11 TechCrunch Stories You Don’t Want To Miss This Week

Here are the top TechCrunch articles from the past week (10/4-10/10).

1. Tesla unveiled its latest “Dual Motor” car in a series of 3 models based on the company’s Model S: the 60D, 85D, and highest-end P85D. The stunning all-wheel drive car can drive and park itself. We also gave you rundown of how the company got to where it is now, with “A Brief History Of Tesla.” 

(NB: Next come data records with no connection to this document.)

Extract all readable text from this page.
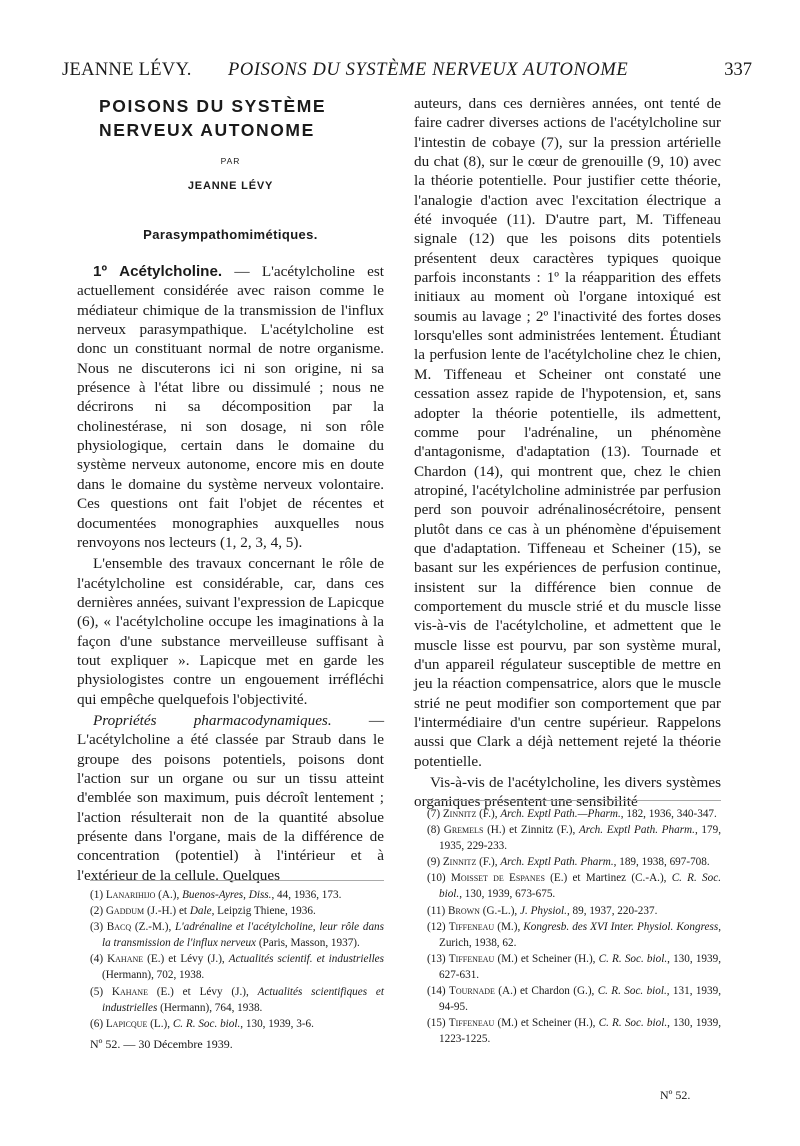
JEANNE LÉVY. POISONS DU SYSTÈME NERVEUX AUTONOME	337
POISONS DU SYSTÈME
NERVEUX AUTONOME
PAR
JEANNE LÉVY
Parasympathomimétiques.

1º Acétylcholine. — L'acétylcholine est actuellement considérée avec raison comme le médiateur chimique de la transmission de l'influx nerveux parasympathique. L'acétylcholine est donc un constituant normal de notre organisme. Nous ne discuterons ici ni son origine, ni sa présence à l'état libre ou dissimulé ; nous ne décrirons ni sa décomposition par la cholinestérase, ni son dosage, ni son rôle physiologique, certain dans le domaine du système nerveux autonome, encore mis en doute dans le domaine du système nerveux volontaire. Ces questions ont fait l'objet de récentes et documentées monographies auxquelles nous renvoyons nos lecteurs (1, 2, 3, 4, 5).

L'ensemble des travaux concernant le rôle de l'acétylcholine est considérable, car, dans ces dernières années, suivant l'expression de Lapicque (6), « l'acétylcholine occupe les imaginations à la façon d'une substance merveilleuse suffisant à tout expliquer ». Lapicque met en garde les physiologistes contre un engouement irréfléchi qui empêche quelquefois l'objectivité.

Propriétés pharmacodynamiques. — L'acétylcholine a été classée par Straub dans le groupe des poisons potentiels, poisons dont l'action sur un organe ou sur un tissu atteint d'emblée son maximum, puis décroît lentement ; l'action résulterait non de la quantité absolue présente dans l'organe, mais de la différence de concentration (potentiel) à l'intérieur et à l'extérieur de la cellule. Quelques

auteurs, dans ces dernières années, ont tenté de faire cadrer diverses actions de l'acétylcholine sur l'intestin de cobaye (7), sur la pression artérielle du chat (8), sur le cœur de grenouille (9, 10) avec la théorie potentielle. Pour justifier cette théorie, l'analogie d'action avec l'excitation électrique a été invoquée (11). D'autre part, M. Tiffeneau signale (12) que les poisons dits potentiels présentent deux caractères typiques quoique parfois inconstants : 1º la réapparition des effets initiaux au moment où l'organe intoxiqué est soumis au lavage ; 2º l'inactivité des fortes doses lorsqu'elles sont administrées lentement. Étudiant la perfusion lente de l'acétylcholine chez le chien, M. Tiffeneau et Scheiner ont constaté une cessation assez rapide de l'hypotension, et, sans adopter la théorie potentielle, ils admettent, comme pour l'adrénaline, un phénomène d'antagonisme, d'adaptation (13). Tournade et Chardon (14), qui montrent que, chez le chien atropiné, l'acétylcholine administrée par perfusion perd son pouvoir adrénalinosécrétoire, pensent plutôt dans ce cas à un phénomène d'épuisement que d'adaptation. Tiffeneau et Scheiner (15), se basant sur les expériences de perfusion continue, insistent sur la différence bien connue de comportement du muscle strié et du muscle lisse vis-à-vis de l'acétylcholine, et admettent que le muscle lisse est pourvu, par son système mural, d'un appareil régulateur susceptible de mettre en jeu la réaction compensatrice, alors que le muscle strié ne peut modifier son comportement que par l'intermédiaire d'un centre supérieur. Rappelons aussi que Clark a déjà nettement rejeté la théorie potentielle.

Vis-à-vis de l'acétylcholine, les divers systèmes organiques présentent une sensibilité

(1) Lanarihijo (A.), Buenos-Ayres, Diss., 44, 1936, 173.
(2) Gaddum (J.-H.) et Dale, Leipzig Thiene, 1936.
(3) Bacq (Z.-M.), L'adrénaline et l'acétylcholine, leur rôle dans la transmission de l'influx nerveux (Paris, Masson, 1937).
(4) Kahane (E.) et Lévy (J.), Actualités scientif. et industrielles (Hermann), 702, 1938.
(5) Kahane (E.) et Lévy (J.), Actualités scientifiques et industrielles (Hermann), 764, 1938.
(6) Lapicque (L.), C. R. Soc. biol., 130, 1939, 3-6.
Nº 52. — 30 Décembre 1939.
(7) Zinnitz (F.), Arch. Exptl Path.—Pharm., 182, 1936, 340-347.
(8) Gremels (H.) et Zinnitz (F.), Arch. Exptl Path. Pharm., 179, 1935, 229-233.
(9) Zinnitz (F.), Arch. Exptl Path. Pharm., 189, 1938, 697-708.
(10) Moisset de Espanes (E.) et Martinez (C.-A.), C. R. Soc. biol., 130, 1939, 673-675.
(11) Brown (G.-L.), J. Physiol., 89, 1937, 220-237.
(12) Tiffeneau (M.), Kongresb. des XVI Inter. Physiol. Kongress, Zurich, 1938, 62.
(13) Tiffeneau (M.) et Scheiner (H.), C. R. Soc. biol., 130, 1939, 627-631.
(14) Tournade (A.) et Chardon (G.), C. R. Soc. biol., 131, 1939, 94-95.
(15) Tiffeneau (M.) et Scheiner (H.), C. R. Soc. biol., 130, 1939, 1223-1225.
Nº 52.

2. After 6 years of operation, Airbnb is finally legal in its home turf of San Francisco. The city’s board of supervisors voted to legalize and regulate short-term stays with a legislation process headed by David Chiu. The ruling comes in the midst of one of the city’s most dire housing crises and in one of the startup’s hottest markets. Ron Miller pointed out some of the harsh realities economy sharing startups like Airbnb face, and why they remain important in the industry landscape. Kim-Mai Cutler attended Vanity Fair’s New Establishment summit where there was a conversation on future urbanism in tech hubs. She just wishes the conversation were more interesting.

3. Hacked screenshots show that friend-to-friend payments are coming to Facebook Messenger. All Facebook has to do is turn on the feature. A payments feature would compete with apps like Venmo, PayPal, and Square Cash. Facebook hiring the former president of PayPal is now starting to make a ton of sense. In other Facebook news, Hyper-local advertising is now available to businesses on Facebook, and the social networking giant finally closed its WhatsApp acquisition. There was also some chatter about a anonymity project by Facebook. Josh Constine clarified that Facebook has built something, but it’s not just about anonymity. We’ll find out what it is soon.

4. At the Grace Hopper Celebration for women in tech, Satya Nadella put his foot in his mouth after a poorly-worded response to the question of how women should ask for a raise. The Microsoft CEO stated that not asking for a raise can be a good thing, chalking fairness in salary compensation up to “good karma.” Nadella has since tried to clarify his response via Twitter and company-wide memo.

5. Mark Suster, a 2x entrepreneur and VC at Upfront Ventures, made a case for the growing tech scene in Los Angeles. He explains that LA is the third largest tech ecosystem in the US, and the tech world should prepare itself to see big things from the emerging markets down in SoCal. On the other side of the country, Danny Crichton examined the potential of Boston as a center of innovation.

6. Christian Cantrell wrote a piece about the unseen forces that influence innovation and how it is similar to dark matter. Despite all we think we know about the nature of the universe, the overwhelming majority of the cosmos lies outside our current powers of observation, yet it profoundly affects everything. The same goes with the forces that influence innovation.

7. Bitcoin went bonkers this week and slipped under the $400 mark. Are the Wild West days returning to bicoin?

8. There was some interesting data released about Europe’s “right to be forgotten” court ruling. Although the RTBF ruling has drawn the loudest and angriest criticism from search engines, free speech advocates, and the press, the perceived risks to the freedom of the press and ‘human knowledge’ are being exaggerated.

9. Guest columnist Sam Stubblefield wrote an intriguing piece on how sound is increasingly becoming a dynamic tool for creating meaningful and connected experiences. Because architects are designing buildings with their eyes not with their ears, there is a huge missed opportunity. Sound is amazingly powerful, and we should harness it in building design.

10. Kyle Russell attended the Vanity Fair Summit, and he had the chance to see Jony Ive give his much-anticipated panel, “Genius by Design.” Ive is not flattered by Xiaomi. “When you’re doing something for the first time, you don’t know it’s gonna work, you spend 7 or 8 years working on something, and then it’s copied. I think it is really straightforward. It is theft and it is lazy. I don’t think it is ok at all.”

11. A database of some 200,000 Snapchat photos were leaked after a third-party app used to save people’s otherwise-disappearing pictures got hacked. Snapchat’s response: it’s not our fault. Dubbed the “Snappening,” this is another example of a company shifting the blame to the users and trying to distance themselves from fault.

On the Kickstarter front, we introduced you to Nope. At a time when privacy tech is all the rage, it seems like everything that is connected can be hacked. Enter Nope: a neat fix that protects your privacy from any lurking digital voyeurists by covering your webcam with a convenient swiveling shutter.

Charles Moldow argued that marketplace lending will increasingly encroach upon – and take market share from – traditional banking. This will happen across lending (consumer, real estate, SMB, purchase finance), payments, insurance, equity and beyond.

In other news, there was a global outage of Belkin routers, HTC launched a new phone (although the event was super “high fashion”), and we released the agenda for Disrupt Europe: London.

What other stories did enjoy this past week?